Светлый фон

Обращаю внимание всех подведомственных мне лиц и учреждений во Франции на необходимость делом и примером поддержать в настоящую минуту честь русского имени офицера и солдата в глазах наших союзников. В настоящий момент главной целью нашей жизни является победа над внешним врагом, и потому прежде всего все мы должны проникнуться сознанием воинского долга перед бесконечно дорогим всем нам Отечеством.

Подлинный подписал: полковник граф Игнатьев. С подлинным верно: капитан Пардигон».

Последний пункт был вызван, по-видимому, брожением умов в солдатской массе и распущенностью в офицерской среде.

Перед окончанием служебного дня приказ уже лежал передо мной, перепечатанный на машинке. Оставалось его подписать. Он показался мне вполне обоснованным, однако моя собственная формулировка: «Считать высшей властью в России Временное правительство» – в последнюю минуту еще лишний раз меня смутила. Этими словами я принимал на себя какую-то самостоятельную политическую ответственность.

– Тут вот две опечатки нашлось, – сказал я своему секретарю, – они недопустимы в таком документе. Велите перепечатать, я завтра подпишу. – И, положив черновик в карман походного кителя, я вернулся на Кэ Бурбон.

Большим для меня подспорьем в жизни являлось привитое смолоду уважение к подписи. Сколько горя хлебнули целые русские семьи из-за необдуманного подписания мужьями или сыновьями денежных обязательств и как много было скомпрометировано французских политических деятелей их страстью к писанию писем по всякому поводу, к выдаче совсем, на первый взгляд, невинных рекомендаций. Подписав за время войны одних только казенных чеков больше чем на два миллиарда франков, я привык еще осторожнее давать свою подпись. Это очень мне пригодилось во всей моей последующей службе России, а в советское время создало репутацию надежного хранителя наших торговых интересов за границей.

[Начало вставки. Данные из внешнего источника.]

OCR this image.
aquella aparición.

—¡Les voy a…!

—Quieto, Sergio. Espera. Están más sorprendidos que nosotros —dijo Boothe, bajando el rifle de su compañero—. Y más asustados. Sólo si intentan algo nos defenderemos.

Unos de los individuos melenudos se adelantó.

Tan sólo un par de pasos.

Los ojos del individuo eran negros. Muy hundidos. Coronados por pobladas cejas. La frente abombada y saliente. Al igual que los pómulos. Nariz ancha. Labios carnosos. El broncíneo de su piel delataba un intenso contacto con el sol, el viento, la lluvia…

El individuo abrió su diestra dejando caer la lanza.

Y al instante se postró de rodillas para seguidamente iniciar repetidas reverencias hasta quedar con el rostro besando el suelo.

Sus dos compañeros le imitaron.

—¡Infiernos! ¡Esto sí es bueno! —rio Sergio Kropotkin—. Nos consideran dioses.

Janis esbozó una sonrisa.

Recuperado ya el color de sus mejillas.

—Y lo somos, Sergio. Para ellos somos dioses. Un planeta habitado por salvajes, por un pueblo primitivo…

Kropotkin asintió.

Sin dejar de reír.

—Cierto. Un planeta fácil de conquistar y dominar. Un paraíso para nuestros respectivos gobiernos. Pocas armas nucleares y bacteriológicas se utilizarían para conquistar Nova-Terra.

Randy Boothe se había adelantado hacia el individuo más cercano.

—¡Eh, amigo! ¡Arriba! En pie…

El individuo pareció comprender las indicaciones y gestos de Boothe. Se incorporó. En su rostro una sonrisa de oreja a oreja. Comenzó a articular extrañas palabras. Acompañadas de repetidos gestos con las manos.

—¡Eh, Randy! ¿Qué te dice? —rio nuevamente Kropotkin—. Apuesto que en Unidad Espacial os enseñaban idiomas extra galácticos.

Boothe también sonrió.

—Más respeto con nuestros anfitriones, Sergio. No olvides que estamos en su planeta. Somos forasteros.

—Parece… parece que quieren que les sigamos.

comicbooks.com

– Передайте эти векселя на подпись Алексею Алексеевичу, – сказал как-то один из наших работников по Внешторгу, – он зря не подпишет.

Понятно, какое значение придавал я и подписанию своего приказа о Февральской революции.

Казалось бы, что за дни и часы, прошедшие после отречения царя, было время определить свое личное отношение к событиям в России. Однако так уж мы созданы, что и радость и горе ощущаются не сразу. Время их только усугубляет. Влюбиться можно подчас с первого взгляда, а глубоко полюбить случается, лишь пройдя вместе через тяжелые испытания.

Обрадовались мы революции, но что она за собой принесет?

Для меня, усталого не от работы, а от борьбы, жаждавшего коренных перемен в управлении России, революция в первую минуту казалась великим счастьем. Но как Россия сможет жить без царя? Что скажет наш многомиллионный народ? Как отнесется к революции наша великая армия?